Multi-collinearity, Variance Inflation and Orthogonalization in Regression

Orthogonalization

In spite of its logical independence, we still have to "orthogonalize" the variables to make them mathematically independent. Orthogonality is a state in which the angle between two vectors is 90 degrees. According to Hacking (1992), orthogonality is not only a pure mathematical concept, but also a cultural concept that carries value judgment:

Normal and orthogonal are synonyms in geometry; normal and ortho- go together as Latin to Greek. Norm/ortho has thereby a great power. On the one hand the words are descriptive. A line may be orthogonal or normal (at right angles to the tangent of a circle, say) or not. That is a description of the line. But the evaluative 'right' lurks in the background of right angles. It is just a fact that an angle is a right angle, but it is also a 'right' angle, a good one. Orthodonists straighten the teeth of children; they make the crooked straight. But they also put the teeth right, make them better. Orthopaedic surgeons straighten bones. Orthopsychiatry is the study of mental disorders chiefly in children. It aims at making the child-normal. The orthodox conform to certain standards, which used to be a good thing (p.163).
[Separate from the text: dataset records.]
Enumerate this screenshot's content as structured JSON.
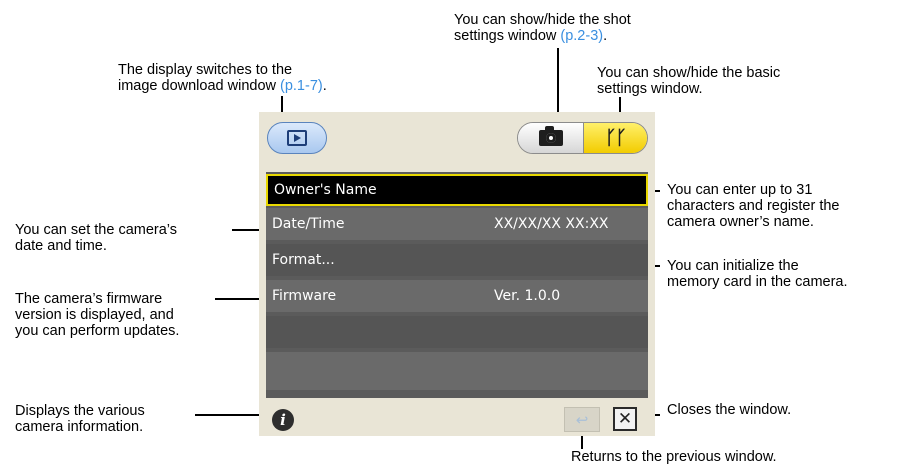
{
  "annotations": {
    "shot_settings_line1": "You can show/hide the shot",
    "shot_settings_line2_pre": "settings window ",
    "shot_settings_link": "(p.2-3)",
    "shot_settings_line2_post": ".",
    "download_line1": "The display switches to the",
    "download_line2_pre": "image download window ",
    "download_link": "(p.1-7)",
    "download_line2_post": ".",
    "basic_line1": "You can show/hide the basic",
    "basic_line2": "settings window.",
    "owner_line1": "You can enter up to 31",
    "owner_line2": "characters and register the",
    "owner_line3": "camera owner’s name.",
    "datetime_line1": "You can set the camera’s",
    "datetime_line2": "date and time.",
    "format_line1": "You can initialize the",
    "format_line2": "memory card in the camera.",
    "firmware_line1": "The camera’s firmware",
    "firmware_line2": "version is displayed, and",
    "firmware_line3": "you can perform updates.",
    "info_line1": "Displays the various",
    "info_line2": "camera information.",
    "close_text": "Closes the window.",
    "back_text": "Returns to the previous window."
  },
  "window": {
    "rows": [
      {
        "label": "Owner's Name",
        "value": ""
      },
      {
        "label": "Date/Time",
        "value": "XX/XX/XX XX:XX"
      },
      {
        "label": "Format...",
        "value": ""
      },
      {
        "label": "Firmware",
        "value": "Ver. 1.0.0"
      }
    ],
    "info_glyph": "i",
    "back_glyph": "↩",
    "close_glyph": "✕"
  },
  "colors": {
    "link": "#3a8fe0",
    "selected_border": "#e8d800",
    "basic_button": "#f2cc00",
    "play_button": "#a9c8ef",
    "list_bg": "#5b5b5b"
  },
  "icons": [
    "playback-icon",
    "camera-icon",
    "wrench-icon",
    "info-icon",
    "back-icon",
    "close-icon"
  ]
}
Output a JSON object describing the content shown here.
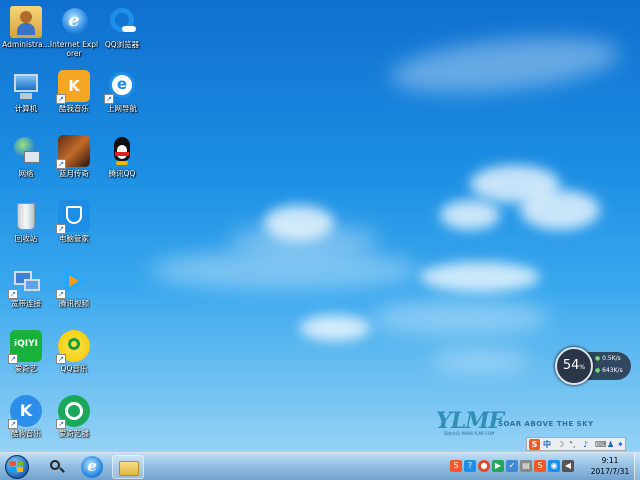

In the context of regression, orthogonalization can make a "good" regression model. In subject space, "orthogonalization" can be viewed as a process of subtracting the vector from its projection. In variable space, "orthogonalization" can be explained as a process of finding the residual of the interaction term.

 First, let's look at how subtraction works in vector space (subject space). The left panel illustrates how a new vector, W, is made by X - Y. To subtract Y from X, a parallel line of Y is drawn at the end of X. Then a new vector is formed by joining the origin of X,Y and the other end of Y's parallel. In other words, subtraction creates a new vector pointing to a different direction, which is significantly far away from the original vectors! As you see, although X and Y are highly correlated, which is indicated by the small angle between the two vectors, W is uncorrelated to either X or Y. That's why vector subtraction can help to do away with collinearity.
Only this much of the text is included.